Shell is working to integrate its nature-based solutions model into LNG markets beyond its own LNG production portfolio. Its role in defining how LNG markets may develop in future cannot be ignored.

Statements from the company’s executives indicate this strategy is not just about mitigating risk for Shell, but for LNG markets as a whole so that LNG can be a viable source of energy in future decades.

Shell plans to capture around 30m tonnes/year of carbon by 2035, according to executives speaking in 2020.

By rough estimates, this might represent about half of carbon emissions from the US LNG market each year by the 2030s.

The National Resources Defence Council has said US LNG exports between 2020-2030 will generate between 130-213m tonnes of new greenhouse gas emissions.

Numbers are based on both current and future assumptions on leakage.

“We based our report on research that estimated the real-world life-cycle emissions of LNG exports,” said Amanda Levin, one of the authors of Sailing to Nowhere, which published the data.

“This range does reflect various assumptions about leakage rates, for example, based on assumptions that the researchers made.

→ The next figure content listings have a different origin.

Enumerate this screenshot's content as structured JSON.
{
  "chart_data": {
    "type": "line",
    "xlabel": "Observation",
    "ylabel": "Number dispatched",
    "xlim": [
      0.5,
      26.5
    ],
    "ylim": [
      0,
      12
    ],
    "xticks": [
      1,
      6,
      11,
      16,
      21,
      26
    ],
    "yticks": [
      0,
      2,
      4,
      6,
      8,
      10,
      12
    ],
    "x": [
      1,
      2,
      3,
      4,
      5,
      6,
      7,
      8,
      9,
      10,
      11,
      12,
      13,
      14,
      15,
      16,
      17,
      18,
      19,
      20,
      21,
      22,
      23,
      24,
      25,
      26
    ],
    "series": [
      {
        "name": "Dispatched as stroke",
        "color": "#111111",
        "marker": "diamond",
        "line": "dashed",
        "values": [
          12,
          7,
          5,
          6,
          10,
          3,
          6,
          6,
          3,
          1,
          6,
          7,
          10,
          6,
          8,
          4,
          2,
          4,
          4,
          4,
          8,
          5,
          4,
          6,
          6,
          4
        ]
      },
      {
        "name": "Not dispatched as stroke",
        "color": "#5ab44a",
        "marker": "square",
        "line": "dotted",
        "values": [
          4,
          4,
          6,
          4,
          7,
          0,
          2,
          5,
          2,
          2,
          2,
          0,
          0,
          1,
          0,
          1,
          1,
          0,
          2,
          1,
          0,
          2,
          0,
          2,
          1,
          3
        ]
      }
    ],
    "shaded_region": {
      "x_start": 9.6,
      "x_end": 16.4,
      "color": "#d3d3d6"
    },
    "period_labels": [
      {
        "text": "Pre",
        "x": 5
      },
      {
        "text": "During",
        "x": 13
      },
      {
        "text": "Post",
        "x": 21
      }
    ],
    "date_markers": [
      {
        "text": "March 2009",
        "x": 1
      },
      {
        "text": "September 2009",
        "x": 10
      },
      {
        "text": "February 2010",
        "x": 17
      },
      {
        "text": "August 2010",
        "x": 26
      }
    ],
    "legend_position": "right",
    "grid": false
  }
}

If the industry believes it can reduce emissions, it should do so and demonstrate those reductions.”

Of course, the portfolio could be used in other fossil-fuel sectors.

Extrapolating how much carbon-neutral LNG cargo markets will grow by then is inexact, to say the least.

But the carbon-neutral LNG market is likely to grow to over 10 times its current size by 2035, according to one analyst source looking at Shell deals so far.

The EU is also monitoring how nature-based solutions are managed and what impact they have.

The recently-published “Evaluating the impact of nature-based solutions” looks at how different companies in Europe collect and use data from nature-based solutions to calculate offsets.

It identified data reliability as one challenge, and the need for additional resources like staff and supervisors when companies in different market segments look to find nature-based solutions to their offsets, such as urban housing and traffic.

Another issue was the reliability of data in some areas, with accurate analysis of soil and forest carbon capture needing laboratory analysis in some cases.

Shell says it is taking an approach where it will seek to improve monitoring of carbon capture as well as emissions, and that it has options for offset certificates from several providers.

Companies like Malaysia’s PETRONAS are also investing in nature-based portfolios, although not necessarily managing these.

Singapore’s Pavilion is building a “natural climate solutions” portfolio, with traders saying it could make sense for larger companies straddling multiple emissions-intensive sectors to develop their own resources.

Carbon’s importance in gas and LNG markets will only grow. The structures behind carbon-neutral cargoes are just one tier of differentiation and may help gas market participants to hedge for what is to come.